Every time, my wife, she’ll see it and she’ll tell me: “Wow, that is so beautiful. You did that?”
And I say: “Yes, you see how it turned out?”

I’m happy I participated. I contributed to something that is useful for my country. So I support a whole community, my community. Because I’m an artisan working here.

How awesome is that? I also loved how his contract employed so much of the neighborhood, as well as the way he phrased it (helping neighbors = employing them).

If you invest in an artisan, everyone will do well. Someone may need help, and he may be able to help them. If I get a contract, so does the entire neighborhood.
Even though its hard, I’d like four or five contracts like that a year.

The Mass Design Group’s Vimeo Channel and website has some other good stuff as well. They seem to be doing great work, with a lot of local talent working on their teams. The local talent are still “artisans” rather than the “artists,” but I think its a large movement in the right direction.
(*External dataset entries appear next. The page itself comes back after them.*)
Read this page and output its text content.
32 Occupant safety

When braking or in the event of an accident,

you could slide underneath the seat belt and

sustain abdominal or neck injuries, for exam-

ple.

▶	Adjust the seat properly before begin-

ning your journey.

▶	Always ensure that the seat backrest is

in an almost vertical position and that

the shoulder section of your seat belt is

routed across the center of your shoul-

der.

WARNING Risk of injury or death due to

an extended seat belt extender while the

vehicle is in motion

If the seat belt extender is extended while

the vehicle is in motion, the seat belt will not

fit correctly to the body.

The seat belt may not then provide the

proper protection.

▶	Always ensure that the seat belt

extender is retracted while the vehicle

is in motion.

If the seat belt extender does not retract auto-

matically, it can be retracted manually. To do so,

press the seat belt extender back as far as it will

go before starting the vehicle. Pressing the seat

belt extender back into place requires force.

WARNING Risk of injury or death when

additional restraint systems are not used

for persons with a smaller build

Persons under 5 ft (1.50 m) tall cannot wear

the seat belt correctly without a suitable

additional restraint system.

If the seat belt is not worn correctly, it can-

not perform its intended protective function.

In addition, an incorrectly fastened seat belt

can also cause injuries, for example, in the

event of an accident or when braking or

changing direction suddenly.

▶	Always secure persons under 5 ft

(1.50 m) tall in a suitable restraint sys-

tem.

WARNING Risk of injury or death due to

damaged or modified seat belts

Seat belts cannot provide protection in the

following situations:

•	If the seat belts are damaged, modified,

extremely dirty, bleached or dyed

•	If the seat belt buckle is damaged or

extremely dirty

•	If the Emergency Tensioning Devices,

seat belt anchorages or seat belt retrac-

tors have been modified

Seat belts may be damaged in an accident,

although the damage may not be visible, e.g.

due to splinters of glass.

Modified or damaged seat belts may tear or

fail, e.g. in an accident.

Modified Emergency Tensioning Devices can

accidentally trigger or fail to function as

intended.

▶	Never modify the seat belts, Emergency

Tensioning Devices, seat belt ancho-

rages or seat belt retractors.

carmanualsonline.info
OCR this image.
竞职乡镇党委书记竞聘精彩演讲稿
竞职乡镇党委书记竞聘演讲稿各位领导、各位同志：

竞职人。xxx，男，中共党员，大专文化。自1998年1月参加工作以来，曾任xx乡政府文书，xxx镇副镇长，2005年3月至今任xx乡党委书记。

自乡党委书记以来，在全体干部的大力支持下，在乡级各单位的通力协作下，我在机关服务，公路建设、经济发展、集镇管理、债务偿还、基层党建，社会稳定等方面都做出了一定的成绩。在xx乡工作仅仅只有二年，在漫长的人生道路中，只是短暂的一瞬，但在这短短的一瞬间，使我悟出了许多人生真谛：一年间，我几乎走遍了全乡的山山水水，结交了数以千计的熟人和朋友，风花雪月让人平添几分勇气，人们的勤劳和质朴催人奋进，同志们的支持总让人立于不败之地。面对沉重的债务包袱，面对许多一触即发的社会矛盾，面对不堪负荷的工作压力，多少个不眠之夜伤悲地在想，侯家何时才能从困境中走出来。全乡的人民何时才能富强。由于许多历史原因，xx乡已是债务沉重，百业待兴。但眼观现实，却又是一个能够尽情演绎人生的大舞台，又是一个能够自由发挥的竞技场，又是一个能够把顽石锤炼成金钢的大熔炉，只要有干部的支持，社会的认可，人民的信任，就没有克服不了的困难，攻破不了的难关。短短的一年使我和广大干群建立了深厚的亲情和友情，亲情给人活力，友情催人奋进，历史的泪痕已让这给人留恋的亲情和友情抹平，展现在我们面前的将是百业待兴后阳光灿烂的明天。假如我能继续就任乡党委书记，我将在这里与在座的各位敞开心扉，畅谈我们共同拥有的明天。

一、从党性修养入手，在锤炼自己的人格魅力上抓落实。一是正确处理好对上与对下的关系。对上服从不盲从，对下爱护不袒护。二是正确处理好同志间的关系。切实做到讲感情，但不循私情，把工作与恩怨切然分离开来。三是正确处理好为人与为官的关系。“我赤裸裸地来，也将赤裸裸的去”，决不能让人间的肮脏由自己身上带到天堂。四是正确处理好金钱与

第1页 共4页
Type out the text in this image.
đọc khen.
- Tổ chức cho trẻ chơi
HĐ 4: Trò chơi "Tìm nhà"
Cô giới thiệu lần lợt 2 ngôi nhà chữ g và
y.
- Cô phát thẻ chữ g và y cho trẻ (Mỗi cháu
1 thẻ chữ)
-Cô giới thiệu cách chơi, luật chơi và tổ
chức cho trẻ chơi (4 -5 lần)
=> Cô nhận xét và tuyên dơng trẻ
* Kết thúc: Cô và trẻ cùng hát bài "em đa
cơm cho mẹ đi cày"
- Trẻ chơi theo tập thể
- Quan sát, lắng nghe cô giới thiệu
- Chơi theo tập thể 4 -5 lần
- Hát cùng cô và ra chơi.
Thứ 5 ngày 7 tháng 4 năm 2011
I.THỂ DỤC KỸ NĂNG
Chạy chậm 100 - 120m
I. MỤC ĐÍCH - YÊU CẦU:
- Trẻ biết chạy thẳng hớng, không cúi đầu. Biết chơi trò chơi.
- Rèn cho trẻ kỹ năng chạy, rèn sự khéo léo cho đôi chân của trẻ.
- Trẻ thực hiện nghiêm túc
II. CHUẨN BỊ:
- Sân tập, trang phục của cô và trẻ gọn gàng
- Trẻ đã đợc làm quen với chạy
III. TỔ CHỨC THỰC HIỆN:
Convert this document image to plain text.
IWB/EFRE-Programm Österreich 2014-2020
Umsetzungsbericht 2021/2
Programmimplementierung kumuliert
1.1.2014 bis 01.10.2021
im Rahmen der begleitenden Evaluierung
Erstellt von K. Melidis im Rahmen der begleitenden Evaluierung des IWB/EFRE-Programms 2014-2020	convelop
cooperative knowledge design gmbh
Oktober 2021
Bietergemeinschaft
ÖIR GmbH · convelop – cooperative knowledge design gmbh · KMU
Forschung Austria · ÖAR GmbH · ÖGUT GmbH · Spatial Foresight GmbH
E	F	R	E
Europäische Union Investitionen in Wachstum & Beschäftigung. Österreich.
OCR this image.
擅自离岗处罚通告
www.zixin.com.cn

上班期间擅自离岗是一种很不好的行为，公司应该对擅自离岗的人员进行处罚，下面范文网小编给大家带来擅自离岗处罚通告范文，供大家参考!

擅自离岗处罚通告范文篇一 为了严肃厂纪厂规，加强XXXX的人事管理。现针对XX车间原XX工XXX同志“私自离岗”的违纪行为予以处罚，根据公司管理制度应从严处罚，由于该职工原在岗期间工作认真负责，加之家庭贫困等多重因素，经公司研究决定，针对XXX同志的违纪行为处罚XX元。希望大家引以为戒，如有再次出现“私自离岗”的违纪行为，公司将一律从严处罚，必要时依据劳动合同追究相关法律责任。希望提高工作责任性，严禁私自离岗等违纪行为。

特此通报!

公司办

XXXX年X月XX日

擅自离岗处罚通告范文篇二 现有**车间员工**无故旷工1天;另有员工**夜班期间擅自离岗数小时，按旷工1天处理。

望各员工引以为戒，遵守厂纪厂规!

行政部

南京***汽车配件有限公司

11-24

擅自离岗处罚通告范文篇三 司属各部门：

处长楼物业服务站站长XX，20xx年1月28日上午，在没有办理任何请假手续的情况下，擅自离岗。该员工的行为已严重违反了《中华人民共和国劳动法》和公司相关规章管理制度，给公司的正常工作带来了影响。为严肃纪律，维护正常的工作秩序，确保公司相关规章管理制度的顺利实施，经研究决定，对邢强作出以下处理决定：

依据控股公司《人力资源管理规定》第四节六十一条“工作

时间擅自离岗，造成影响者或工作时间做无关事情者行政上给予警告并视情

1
I look forward to seeing their upcoming projects transform some of the artisans they work with to artists and co-designers [2].

[1] – Small example: when we talk about well designed cars, its often the BMW and the Tesla rather than the Toyotas and the Hondas.

[2] – I noticed that their entry in Fast Company’s Design By Innovation Awards doesn’t credit Vil as one of the creators. However, in their other videos, they do feature a lot of African Designers, and seem to be working on an African Design Center!